Oct-27-16  King Harvest: As I see it Tartakower's Rh1+ is just playing with his food. My line and Tartakower's both win Q for R but mine is simpler to calculate... yet I don't see my line mentioned here (not that I've looked exhaustively) ... so *gulp* perhaps I missed something. Here's my way:

1...Rxg2+ 2.Rxg2 Rh3! ... White has nowhere to put the queen. (3.Qf2? Rh1#; 3.Qe1 Rh1+ winning the queen.)

That's sound, isn't it?

Oct-27-16  King Harvest: Ah, nevermind, I see... I leave B-e6 en prise. Tartakower > me. :(
Oct-27-16  mworld: < swclark25: would 31...Rh1 to start with wind up with the same/similar result? >

Kf2 refusing to exchange spoils that one.

Premium Chessgames Member
  Gilmoy: <Jimfromprovidence: ... Black loses the queen ...> <YouRang: ... pinning and winning the Q?>

"If you see a combo that pays R+B+P to win Q, sit on hands and look for better!"

"It is sometimes better to not <also> sacrifice the B" -- Tarrasch

Oct-27-16  steinitzfan: So it looks like White has a free move on 34 but can do nothing with it. The only move that gives a flight square to the queen is 34Ke2 but that loses to 34...Bxg2; 35 Q takes; and Black skewers. To see this from a couple of moves back is quite impressive. Maybe one of the other lines is easier to calculate.
Premium Chessgames Member
  YouRang: <Gilmoy: <Jimfromprovidence: ... Black loses the queen ...> <YouRang: ... pinning and winning the Q?> "If you see a combo that pays R+B+P to win Q, sit on hands and look for better!"

"It is sometimes better to not <also> sacrifice the B" -- Tarrasch>

I think you're overlooking the fact that in the aftermath of black's 31...Bxd5 combination, whichever way it goes, white is doomed.

Premium Chessgames Member
  Gilmoy: But you're assuming White's Q must run away. What if White calmly trades you Q for R+B?

31..Bxd5 32.Bxd5 Rh3 33.Qxh3! <I'll take that deal> Rxh3 34.Bg2:

click for larger view

Black is up Q+P for R+B = ~2 pawns. Black's h-attack has evaporated, and e3 isn't worth losing b7, so 34..Rh7 and grind out the endgame. It might take another hour to win that.

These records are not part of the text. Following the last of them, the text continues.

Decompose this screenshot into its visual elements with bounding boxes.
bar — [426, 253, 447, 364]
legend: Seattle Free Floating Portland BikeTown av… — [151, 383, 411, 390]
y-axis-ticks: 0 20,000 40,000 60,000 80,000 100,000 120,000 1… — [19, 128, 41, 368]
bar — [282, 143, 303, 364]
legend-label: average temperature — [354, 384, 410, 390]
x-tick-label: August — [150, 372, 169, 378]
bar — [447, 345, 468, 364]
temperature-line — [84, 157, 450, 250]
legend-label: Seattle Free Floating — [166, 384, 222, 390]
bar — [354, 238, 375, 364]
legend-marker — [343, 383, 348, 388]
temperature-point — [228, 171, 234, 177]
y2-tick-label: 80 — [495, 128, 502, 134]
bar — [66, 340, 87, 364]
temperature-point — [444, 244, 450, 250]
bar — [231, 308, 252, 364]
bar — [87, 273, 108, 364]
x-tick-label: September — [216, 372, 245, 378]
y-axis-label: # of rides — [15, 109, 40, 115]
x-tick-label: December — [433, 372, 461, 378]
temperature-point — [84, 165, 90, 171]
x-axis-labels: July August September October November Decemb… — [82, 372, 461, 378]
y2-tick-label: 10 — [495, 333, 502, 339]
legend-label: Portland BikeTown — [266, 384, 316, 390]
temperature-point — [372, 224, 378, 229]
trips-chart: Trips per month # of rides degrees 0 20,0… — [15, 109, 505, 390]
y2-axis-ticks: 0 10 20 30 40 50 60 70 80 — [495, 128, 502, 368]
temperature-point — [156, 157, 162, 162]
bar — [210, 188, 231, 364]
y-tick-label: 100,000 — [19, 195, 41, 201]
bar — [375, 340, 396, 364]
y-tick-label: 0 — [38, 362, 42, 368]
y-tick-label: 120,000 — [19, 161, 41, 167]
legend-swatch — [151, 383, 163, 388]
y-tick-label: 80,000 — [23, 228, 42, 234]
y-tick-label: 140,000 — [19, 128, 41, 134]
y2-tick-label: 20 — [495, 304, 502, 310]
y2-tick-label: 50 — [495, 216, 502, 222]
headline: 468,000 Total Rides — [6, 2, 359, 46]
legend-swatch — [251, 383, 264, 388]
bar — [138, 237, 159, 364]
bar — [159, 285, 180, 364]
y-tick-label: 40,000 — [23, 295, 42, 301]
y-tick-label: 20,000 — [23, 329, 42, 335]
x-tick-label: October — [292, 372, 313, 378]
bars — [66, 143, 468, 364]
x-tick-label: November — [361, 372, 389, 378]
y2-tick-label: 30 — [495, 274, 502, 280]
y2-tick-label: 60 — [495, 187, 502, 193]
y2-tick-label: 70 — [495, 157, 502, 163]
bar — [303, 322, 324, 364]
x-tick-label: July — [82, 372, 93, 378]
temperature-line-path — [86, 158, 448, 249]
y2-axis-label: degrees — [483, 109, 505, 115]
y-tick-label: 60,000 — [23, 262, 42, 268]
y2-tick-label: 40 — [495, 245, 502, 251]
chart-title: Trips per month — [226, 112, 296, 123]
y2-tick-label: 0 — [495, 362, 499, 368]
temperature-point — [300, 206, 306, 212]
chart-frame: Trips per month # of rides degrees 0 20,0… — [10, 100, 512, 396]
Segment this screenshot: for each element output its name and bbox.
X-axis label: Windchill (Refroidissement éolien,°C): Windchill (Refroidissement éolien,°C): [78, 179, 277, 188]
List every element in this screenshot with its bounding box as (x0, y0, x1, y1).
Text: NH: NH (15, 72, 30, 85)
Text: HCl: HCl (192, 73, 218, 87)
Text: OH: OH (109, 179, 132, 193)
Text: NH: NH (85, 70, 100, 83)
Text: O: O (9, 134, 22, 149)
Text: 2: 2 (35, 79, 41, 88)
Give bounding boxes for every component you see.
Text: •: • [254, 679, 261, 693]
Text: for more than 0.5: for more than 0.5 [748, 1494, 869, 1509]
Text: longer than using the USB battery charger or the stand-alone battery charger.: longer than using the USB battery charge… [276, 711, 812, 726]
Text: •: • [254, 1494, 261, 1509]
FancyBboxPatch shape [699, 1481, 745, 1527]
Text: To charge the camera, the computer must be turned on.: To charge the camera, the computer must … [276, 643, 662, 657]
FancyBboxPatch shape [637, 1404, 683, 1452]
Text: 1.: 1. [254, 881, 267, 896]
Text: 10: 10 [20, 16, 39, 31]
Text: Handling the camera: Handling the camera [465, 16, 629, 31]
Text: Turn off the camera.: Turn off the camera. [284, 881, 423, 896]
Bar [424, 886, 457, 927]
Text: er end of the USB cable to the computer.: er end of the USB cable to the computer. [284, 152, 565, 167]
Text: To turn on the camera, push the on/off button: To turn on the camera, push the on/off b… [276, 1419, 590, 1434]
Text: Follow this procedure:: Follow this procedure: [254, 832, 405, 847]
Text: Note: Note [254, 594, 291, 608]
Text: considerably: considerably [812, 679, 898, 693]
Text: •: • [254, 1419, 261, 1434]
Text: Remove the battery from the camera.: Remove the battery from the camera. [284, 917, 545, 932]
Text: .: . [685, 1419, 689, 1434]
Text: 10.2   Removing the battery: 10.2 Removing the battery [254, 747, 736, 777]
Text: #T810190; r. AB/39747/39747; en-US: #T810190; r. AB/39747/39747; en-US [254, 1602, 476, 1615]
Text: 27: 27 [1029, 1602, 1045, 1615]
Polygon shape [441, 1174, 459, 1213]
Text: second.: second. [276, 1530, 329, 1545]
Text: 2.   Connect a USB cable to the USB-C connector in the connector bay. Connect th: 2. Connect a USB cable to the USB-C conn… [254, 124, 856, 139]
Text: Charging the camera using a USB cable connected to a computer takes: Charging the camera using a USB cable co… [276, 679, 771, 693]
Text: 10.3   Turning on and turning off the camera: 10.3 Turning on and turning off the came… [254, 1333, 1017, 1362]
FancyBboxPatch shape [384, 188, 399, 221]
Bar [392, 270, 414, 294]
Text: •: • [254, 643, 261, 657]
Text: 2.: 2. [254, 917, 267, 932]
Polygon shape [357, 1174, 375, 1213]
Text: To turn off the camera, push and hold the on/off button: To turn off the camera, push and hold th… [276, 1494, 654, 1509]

That's far less sharp than the text, which scores better in material (QB+P for RR = ~3 pawns) and position (long diagonal denies g2), plus White must lose more material (e.g. after Qh2+) because his back rank is tangled up. That means Black is inevitably up ~8 pawns, with mate threats. Computers surely score it +6 or better, well worth resigning instantly.

See my humble Game Collection: The Right of Refusal Trade for a tiny sampling of this theme. Not every threat forces a retreat.